Fine print (MI1): one trigger uses the cue — #108 = track 17 from 01 23 30 (1 m 35 s 48 f ≈ 95.6 s, see §4). Bytes 8/9 look like a volume pair (0xc8 c8 everywhere except 0xff ff on the two track-17 triggers); bytes 21–23 are always zero (presumably an end position, unused — playback runs to the track's end).

The track audio is not in MONKEY.001 — it ships as separate TrackN.* files (the IT CD-DOS-VGA rip uses FLAC TrackN.fla, the EN rip MP3 TrackN.mp3; the original pressing had true redbook CD sessions). A trigger's playback length is therefore that track file's length. The IT and EN encodes agree to within a couple of frames (same music).

MI2 has no external track files — its sounds are all SOU containers (SBL/MIDI in MONKEY2.001), so the CD-trigger shape doesn't appear.

3. Which sounds gate

Every MI1 wait-gated sound is one of: an SBL effect (#28, ~2.7 s), a MIDI piece (#50, ~4.8 s), or a one-shot CD track (#104–107 = track 6, the ~12.5 s "Il Viaggio" voyage theme; #117 = track 7). No wait-gate ever polls a looping sound, so none can hang. Looping CD music (byte 17 = 0xff) plays until explicitly stopped and never gates a wait.

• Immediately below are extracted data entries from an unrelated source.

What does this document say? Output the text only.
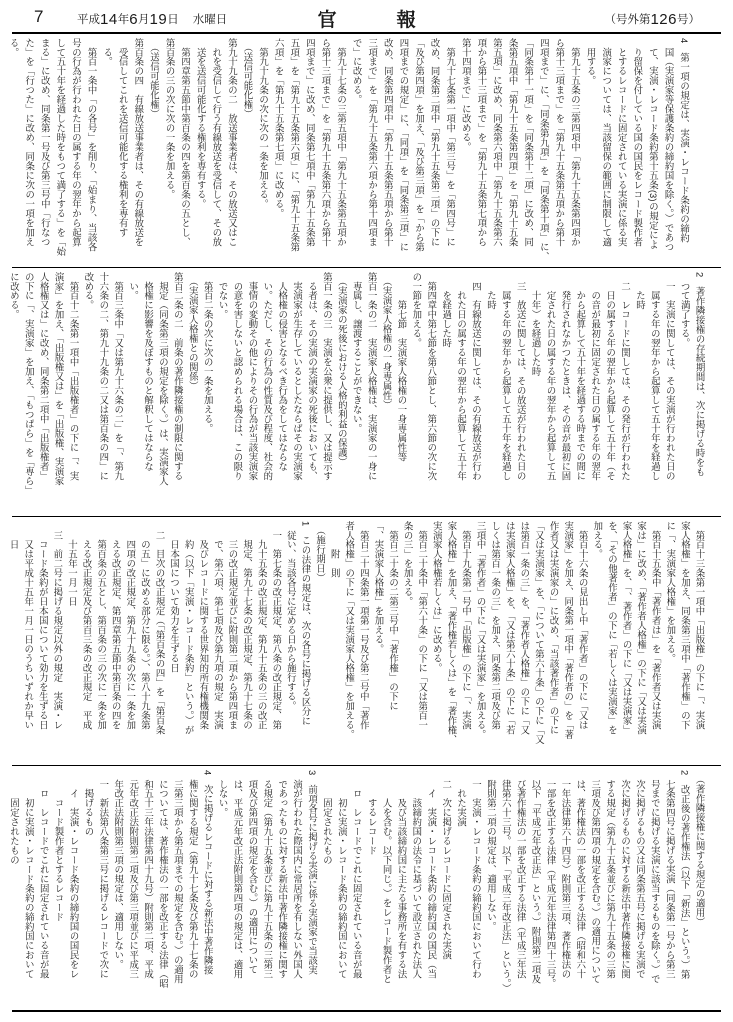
7	平成14年6月19日 水曜日	官	報	（号外第126号）
4　第一項の規定は、実演・レコード条約の締約
　国（実演家等保護条約の締約国を除く。）であつ
　て、実演・レコード条約第十五条(3)の規定によ
　り留保を付している国の国民をレコード製作者
　とするレコードに固定されている実演に係る実
　演家については、当該留保の範囲に制限して適
　用する。
　第九十五条の三第四項中「第九十五条第四項か
ら第十三項まで」を「第九十五条第五項から第十
四項まで」に、「同条第九項」を「同条第十項」に、
「同条第十一項」を「同条第十二項」に改め、同
条第五項中「第九十五条第四項」を「第九十五条
第五項」に改め、同条第六項中「第九十五条第六
項から第十三項まで」を「第九十五条第七項から
第十四項まで」に改める。
　第九十七条第一項中「第三号」を「第四号」に
改め、同条第二項中「第九十五条第二項」の下に
「及び第四項」を加え、「及び第三項」を「から第
四項までの規定」に、「同項」を「同条第三項」に
改め、同条第四項中「第九十五条第五項から第十
三項まで」を「第九十五条第六項から第十四項ま
で」に改める。
　第九十七条の三第五項中「第九十五条第五項か
ら第十三項まで」を「第九十五条第六項から第十
四項まで」に改め、同条第七項中「第九十五条第
五項」を「第九十五条第六項」に、「第九十五条第
六項」を「第九十五条第七項」に改める。
　第九十九条の次に次の一条を加える。
　（送信可能化権）
第九十九条の二　放送事業者は、その放送又はこ
　れを受信して行う有線放送を受信して、その放
　送を送信可能化する権利を専有する。
　第四章第五節中第百条の四を第百条の五とし、
第百条の三の次に次の一条を加える。
　（送信可能化権）
第百条の四　有線放送事業者は、その有線放送を
　受信してこれを送信可能化する権利を専有す
　る。
　第百一条中「の各号」を削り、「始まり、当該各
号の行為が行われた日の属する年の翌年から起算
して五十年を経過した時をもつて満了する」を「始
まる」に改め、同条第一号及び第三号中「行なつ
た」を「行つた」に改め、同条に次の一項を加え
る。
2　著作隣接権の存続期間は、次に掲げる時をも
　つて満了する。
　一　実演に関しては、その実演が行われた日の
　　属する年の翌年から起算して五十年を経過し
　　た時
　二　レコードに関しては、その発行が行われた
　　日の属する年の翌年から起算して五十年（そ
　　の音が最初に固定された日の属する年の翌年
　　から起算して五十年を経過する時までの間に
　　発行されなかつたときは、その音が最初に固
　　定された日の属する年の翌年から起算して五
　　十年）を経過した時
　三　放送に関しては、その放送が行われた日の
　　属する年の翌年から起算して五十年を経過し
　　た時
　四　有線放送に関しては、その有線放送が行わ
　　れた日の属する年の翌年から起算して五十年
　　を経過した時
　第四章中第七節を第八節とし、第六節の次に次
の一節を加える。
　　　第七節　実演家人格権の一身専属性等
　（実演家人格権の一身専属性）
第百一条の二　実演家人格権は、実演家の一身に
　専属し、譲渡することができない。
　（実演家の死後における人格的利益の保護）
第百一条の三　実演を公衆に提供し、又は提示す
　る者は、その実演の実演家の死後においても、
　実演家が生存しているとしたならばその実演家
　人格権の侵害となるべき行為をしてはならな
　い。ただし、その行為の性質及び程度、社会的
　事情の変動その他によりその行為が当該実演家
　の意を害しないと認められる場合は、この限り
　でない。
　第百二条の次に次の一条を加える。
　（実演家人格権との関係）
第百二条の二　前条の著作隣接権の制限に関する
　規定（同条第三項の規定を除く。）は、実演家人
　格権に影響を及ぼすものと解釈してはならな
　い。
　第百三条中「又は第九十六条の二」を「、第九
十六条の二、第九十九条の二又は第百条の四」に
改める。
　第百十二条第一項中「出版権者」の下に「、実
演家」を加え、「出版権又は」を「出版権、実演家
人格権又は」に改め、同条第二項中「出版権者」
の下に「、実演家」を加え、「もつぱら」を「専ら」
に改める。
　第百十三条第一項中「出版権」の下に「、実演
家人格権」を加え、同条第三項中「著作権」の下
に「、実演家人格権」を加える。
　第百十五条中「著作者は」を「著作者又は実演
家は」に改め、「著作者人格権」の下に「又は実演
家人格権」を、「、著作者」の下に「又は実演家」
を、「その他著作者」の下に「若しくは実演家」を
加える。
　第百十六条の見出し中「著作者」の下に「又は
実演家」を加え、同条第一項中「著作者の」を「著
作者又は実演家の」に改め、「当該著作者」の下に
「又は実演家」を、「について第六十条」の下に「又
は第百一条の三」を、「著作者人格権」の下に「又
は実演家人格権」を、「又は第六十条」の下に「若
しくは第百一条の三」を加え、同条第二項及び第
三項中「著作者」の下に「又は実演家」を加える。
　第百十九条第一号中「出版権」の下に「、実演
家人格権」を加え、「著作権若しくは」を「著作権、
実演家人格権若しくは」に改める。
　第百二十条中「第六十条」の下に「又は第百一
条の三」を加える。
　第百二十条の二第三号中「著作権」の下に
「、実演家人格権」を加える。
　第百二十四条第一項第一号及び第二号中「著作
者人格権」の下に「又は実演家人格権」を加える。
　　　附　則
　（施行期日）
1　この法律の規定は、次の各号に掲げる区分に
　従い、当該各号に定める日から施行する。
　一　第七条の改正規定、第八条の改正規定、第
　　九十五条の改正規定、第九十五条の三の改正
　　規定、第九十七条の改正規定、第九十七条の
　　三の改正規定並びに附則第二項から第四項ま
　　で、第六項、第七項及び第九項の規定　実演
　　及びレコードに関する世界知的所有権機関条
　　約（以下「実演・レコード条約」という。）が
　　日本国について効力を生ずる日
　二　目次の改正規定（「第百条の四」を「第百条
　　の五」に改める部分に限る。）、第八十九条第
　　四項の改正規定、第九十九条の次に一条を加
　　える改正規定、第四章第五節中第百条の四を
　　第百条の五とし、第百条の三の次に一条を加
　　える改正規定及び第百三条の改正規定　平成
　　十五年一月一日
　三　前二号に掲げる規定以外の規定　実演・レ
　　コード条約が日本国について効力を生ずる日
　　又は平成十五年一月一日のうちいずれか早い
　　日
　（著作隣接権に関する規定の適用）
2　改正後の著作権法（以下「新法」という。）第
　七条第四号に掲げる実演（同条第一号から第三
　号までに掲げる実演に該当するものを除く。）で
　次に掲げるもの又は同条第五号に掲げる実演で
　次に掲げるものに対する新法中著作隣接権に関
　する規定（第九十五条並びに第九十五条の三第
　三項及び第四項の規定を含む。）の適用について
　は、著作権法の一部を改正する法律（昭和六十
　一年法律第六十四号）附則第三項、著作権法の
　一部を改正する法律（平成元年法律第四十三号。
　以下「平成元年改正法」という。）附則第二項及
　び著作権法の一部を改正する法律（平成三年法
　律第六十三号。以下「平成三年改正法」という。）
　附則第二項の規定は、適用しない。
　一　実演・レコード条約の締約国において行わ
　　れた実演
　二　次に掲げるレコードに固定された実演
　　イ　実演・レコード条約の締約国の国民（当
　　　該締約国の法令に基づいて設立された法人
　　　及び当該締約国に主たる事務所を有する法
　　　人を含む。以下同じ。）をレコード製作者と
　　　するレコード
　　ロ　レコードでこれに固定されている音が最
　　　初に実演・レコード条約の締約国において
　　　固定されたもの
3　前項各号に掲げる実演に係る実演家で当該実
　演が行われた際国内に常居所を有しない外国人
　であったものに対する新法中著作隣接権に関す
　る規定（第九十五条並びに第九十五条の三第三
　項及び第四項の規定を含む。）の適用について
　は、平成元年改正法附則第四項の規定は、適用
　しない。
4　次に掲げるレコードに対する新法中著作隣接
　権に関する規定（第九十七条及び第九十七条の
　三第三項から第五項までの規定を含む。）の適用
　については、著作権法の一部を改正する法律（昭
　和五十三年法律第四十九号）附則第二項、平成
　元年改正法附則第二項及び第三項並びに平成三
　年改正法附則第三項の規定は、適用しない。
　一　新法第八条第三号に掲げるレコードで次に
　　掲げるもの
　　イ　実演・レコード条約の締約国の国民をレ
　　　コード製作者とするレコード
　　ロ　レコードでこれに固定されている音が最
　　　初に実演・レコード条約の締約国において
　　　固定されたもの
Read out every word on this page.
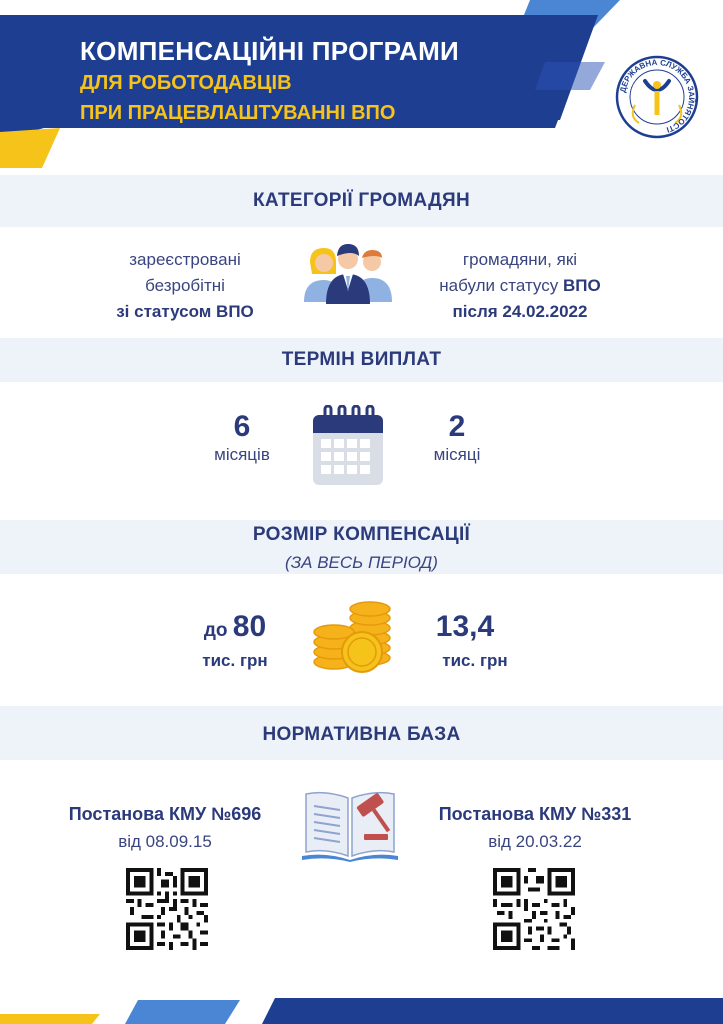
КОМПЕНСАЦІЙНІ ПРОГРАМИ
ДЛЯ РОБОТОДАВЦІВ
ПРИ ПРАЦЕВЛАШТУВАННІ ВПО
ДЕРЖАВНА СЛУЖБА ЗАЙНЯТОСТІ
КАТЕГОРІЇ ГРОМАДЯН
зареєстровані
безробітні
зі статусом ВПО
громадяни, які
набули статусу ВПО
після 24.02.2022
ТЕРМІН ВИПЛАТ
6
місяців
2
місяці
РОЗМІР КОМПЕНСАЦІЇ
(ЗА ВЕСЬ ПЕРІОД)
до 80
тис. грн
13,4
тис. грн
НОРМАТИВНА БАЗА
Постанова КМУ №696
від 08.09.15
Постанова КМУ №331
від 20.03.22
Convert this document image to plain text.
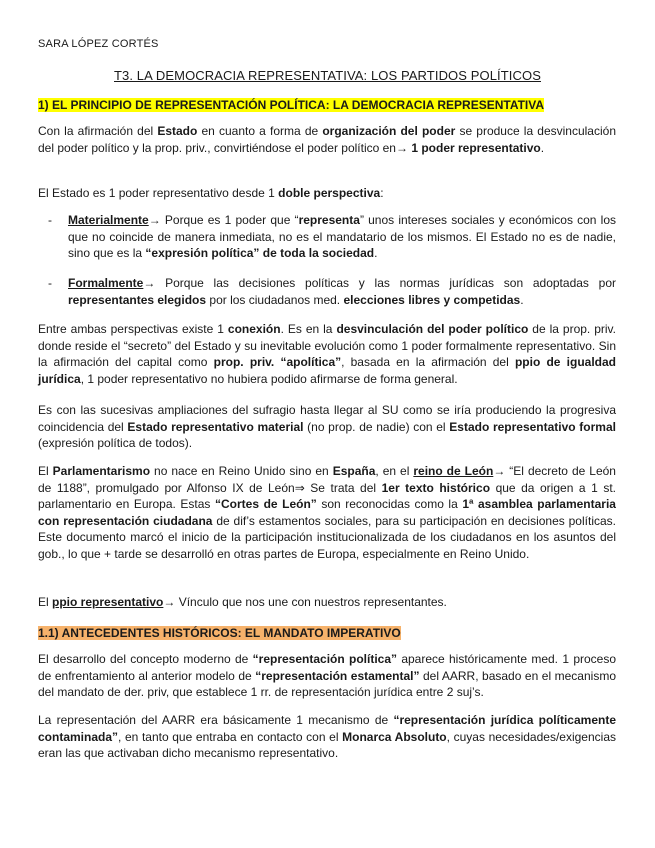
SARA LÓPEZ CORTÉS
T3. LA DEMOCRACIA REPRESENTATIVA: LOS PARTIDOS POLÍTICOS
1) EL PRINCIPIO DE REPRESENTACIÓN POLÍTICA: LA DEMOCRACIA REPRESENTATIVA

Con la afirmación del Estado en cuanto a forma de organización del poder se produce la desvinculación del poder político y la prop. priv., convirtiéndose el poder político en→ 1 poder representativo.

El Estado es 1 poder representativo desde 1 doble perspectiva:

- Materialmente→ Porque es 1 poder que “representa” unos intereses sociales y económicos con los que no coincide de manera inmediata, no es el mandatario de los mismos. El Estado no es de nadie, sino que es la “expresión política” de toda la sociedad.
- Formalmente→ Porque las decisiones políticas y las normas jurídicas son adoptadas por representantes elegidos por los ciudadanos med. elecciones libres y competidas.

Entre ambas perspectivas existe 1 conexión. Es en la desvinculación del poder político de la prop. priv. donde reside el “secreto” del Estado y su inevitable evolución como 1 poder formalmente representativo. Sin la afirmación del capital como prop. priv. “apolítica”, basada en la afirmación del ppio de igualdad jurídica, 1 poder representativo no hubiera podido afirmarse de forma general.

Es con las sucesivas ampliaciones del sufragio hasta llegar al SU como se iría produciendo la progresiva coincidencia del Estado representativo material (no prop. de nadie) con el Estado representativo formal (expresión política de todos).

El Parlamentarismo no nace en Reino Unido sino en España, en el reino de León→ “El decreto de León de 1188”, promulgado por Alfonso IX de León⇒ Se trata del 1er texto histórico que da origen a 1 st. parlamentario en Europa. Estas “Cortes de León” son reconocidas como la 1ª asamblea parlamentaria con representación ciudadana de dif’s estamentos sociales, para su participación en decisiones políticas. Este documento marcó el inicio de la participación institucionalizada de los ciudadanos en los asuntos del gob., lo que + tarde se desarrolló en otras partes de Europa, especialmente en Reino Unido.

El ppio representativo→ Vínculo que nos une con nuestros representantes.

1.1) ANTECEDENTES HISTÓRICOS: EL MANDATO IMPERATIVO

El desarrollo del concepto moderno de “representación política” aparece históricamente med. 1 proceso de enfrentamiento al anterior modelo de “representación estamental” del AARR, basado en el mecanismo del mandato de der. priv, que establece 1 rr. de representación jurídica entre 2 suj’s.

La representación del AARR era básicamente 1 mecanismo de “representación jurídica políticamente contaminada”, en tanto que entraba en contacto con el Monarca Absoluto, cuyas necesidades/exigencias eran las que activaban dicho mecanismo representativo.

4. A worked example — the title → lookout music handoff

The opening of MI1 shows how the pieces compose. CD track 17 holds two musical segments back to back: the title theme, then the lookout piece from ≈ 95.6 s in. Two different triggers play the two halves:

  1. The credits/title cutscene (global #152, room 10) starts #110 — track 17 from the top, one-shot — and stops it on both exits: the natural end waits on VAR_MUSIC_TIMER > 5700 (≈ 95 s, the length of the title segment), and the ESC override path runs the same stopSound 110; endCutScene. The theme never survives the title.
  2. Boot then proceeds to the lookout (room 38). Its ENCD starts the room's AdLib bed #98 only when the boot script is not running (getScriptRunning(1) gate) — i.e. on later revisits (room 37 starts #98 unconditionally). On the boot path the lookout cutscene (room-local #203, via local #200) instead starts #108 — track 17 again, cued at 01 23 30: the lookout segment.

So the 5700-jiffy gate and the #108 cue point to the same seam inside one CD track; the music "changes" at the lookout because playback jumps to the track's second half.

5. Beyond timing — the audio payload

Beyond the timing above, a SOUN also fully describes its audio — the SBL samples, the MIDI note stream for each device, the iMUSE control data (soundKludge / VAR_SOUNDRESULT; 0 MI1 uses, loud-halts). Synthesizing it is output-backend territory — see engine/audio.md §4.